Motorola Computer Group's Jerry Gipper, director of business development and planning, says RadiSys has a good reputation in the embedded-computer market and competes well for customers. "At times, we both have been up for the same design," he says. "Sometimes we win; sometimes they win." RadiSys has recruited heavily out of Motorola Computer Group, says Gipper--something he doesn't seem particularly pleased about.

Something RadiSys hasn't been pleased about is the downturn in the semiconductor market because its customers include semiconductor equipment manufacturers. RadiSys reported 1998 third quarter revenues of $24.6 million, a 22% decrease from revenues of 31.6 million for the third quarter in 1997.

But Charter Investments' Lidberg predicts that RadiSys will probably reaccelerate the business, growing it at the overall industry rate of 25% heading into the second half of 1999. And as PC technology continues to get less expensive and more manufacturers want to add Windows-based intelligence and compatibility to their equipment, RadiSys' future looks solid.


RadiSys at a glance

Year founded: 1987
Headquarters: Hillsboro, OR
CEO: Glen Myers
Business: Designs and manufactures embedded PCs, and software
Application areas: Telecom, robotics, medical, gaming, automation, transportation, test and measurement
1997 revenues: $125 million
Employees: 500+
Job prospects: Good, visit www.radisys.com/corporate/employment/index.asp


Question & Answer

Q: What is an embedded computer?

A: An embedded computer is basically a PC on a board or in a module that an OEM uses in an end product.

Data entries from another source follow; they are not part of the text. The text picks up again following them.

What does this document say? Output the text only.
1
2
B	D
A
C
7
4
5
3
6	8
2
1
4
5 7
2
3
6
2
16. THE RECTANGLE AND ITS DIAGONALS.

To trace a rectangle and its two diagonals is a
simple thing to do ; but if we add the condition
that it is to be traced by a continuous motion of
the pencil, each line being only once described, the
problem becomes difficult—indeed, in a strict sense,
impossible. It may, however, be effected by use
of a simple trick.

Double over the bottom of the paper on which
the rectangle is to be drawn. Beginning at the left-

It may be in a patient heart monitor or controlling a robotic arm or part of a telecom switch.

More than 90% of the world's microprocessors are in these embedded applications--not desktop PCs, according to RadiSys. Industry analyst Steve Lidberg estimates that demand for embedded PCs is increasing about 25% per year.

Q: What is CompactPCI?

A: CompactPCI is a specification for PCI-based high-performance industrial computers. Electrically, it is a superset of desktop PCI and uses the Eurocard physical form factor. The spec supports x86-type architectures, as well as PowerPC and Alpha.

Unlike desktop PCI, CompactPCI boards use a 2-mm pin-and-socket connector and have eight PCI slots. Boards load into the front of a chassis, and I/O can break out to the front or through the back.